Wien - Das Innenministerium ist erstmals im November 2002 vom Außenamt "über angebliche Unregelmäßigkeiten im Zusammenhang mit der Österreichischen Botschaft Budapest" unterrichtet worden. Das geht aus der Beantwortung einer von der SPÖ-Abgeordneten Elisabeth Hlavac und Kollegen Mitte Oktober eingebrachten Parlamentarischen Anfrage vom Mittwoch hervor. Der Verdacht eines Fehlverhaltens habe nach Überprüfungen jedoch nicht erhärtet werden können.
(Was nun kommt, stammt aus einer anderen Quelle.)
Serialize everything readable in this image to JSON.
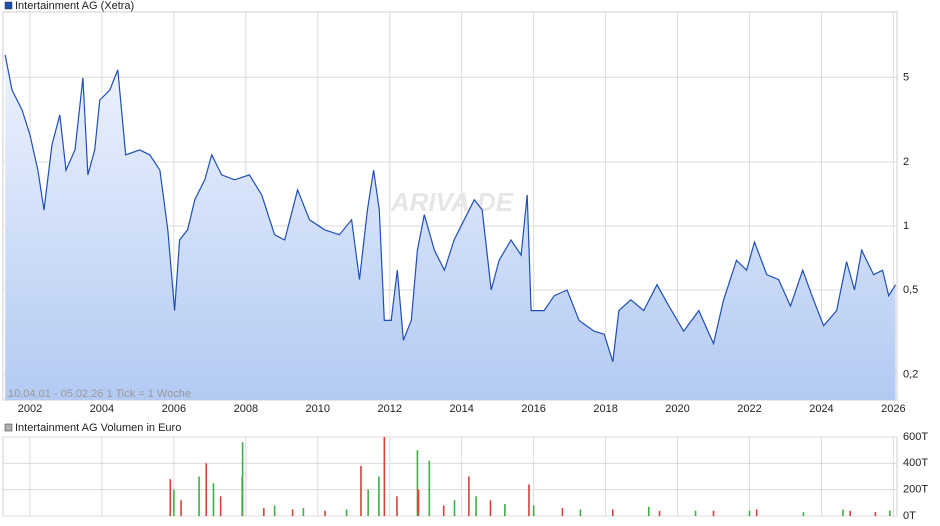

Derzeit seien "zirka 4.560 Akten aus mehreren Konsulaten Gegenstand der Ermittlungen", wird in der Anfragebeantwortung weiters ausgeführt. Fragen, "welche Vorteile in finanzieller Hinsicht" oder Geschenke die betroffenen Mitarbeiter des Außenministeriums nach derzeitigem Wissensstand für die Ausstellung eines Visums erhalten hätten und ob es Hinweise gebe, dass auch Beamte des Innenministeriums in die Affäre verwickelt seien, wurden unter Verweis auf das laufende strafgerichtliche Verfahren nicht beantwortet.

Prüfung

Hinsichtlich möglicher Kontrollen, ob alle Visa-Ausstellungen rechtmäßig erfolgt seien, wird in dem Text festgehalten, dass die interne Visa-Datei des Innenministeriums "von der Fachabteilung monatlich nach Auffälligkeiten untersucht" werde. "Bei der Beurteilung der zu treffenden Maßnahmen werden jedoch nicht nur die Visazahlen, sondern auch die Asyl- und Kriminalitätsstatistiken beobachtet und die Praxis der anderen Schengenpartner, das allgemeine Migrationsrisiko sowie die aktuelle politische Situation bewertet." Als mögliche Prüfungsmechanismen werden unter anderem die Anweisung verstärkter Erhebungen und gemeinsame Inspektionen mit dem Außenamt an Ort und Stelle genannt.

Erhebungen 2004

Auf Grund derartiger Mechanismen habe das Innenministerium etwa im Auftrag des Landesgerichtes Wien von 16. bis 21. September 2004 Erhebungen an der österreichischen Botschaft in Lagos durchgeführt und von 18. August bis 24. November 2004 Dokumentenberater nach Lagos entsandt. Zudem wird auf einen gemeinsamen Prüfbesuch mit Mitarbeitern des Außenministeriums an der Botschaft in Bukarest im August des Vorjahres verwiesen, "in dessen Rahmen zwar fachliche Mängel festgestellt werden konnten, jedoch kein Hinweis auf strafrechtlich relevantes Verhalten".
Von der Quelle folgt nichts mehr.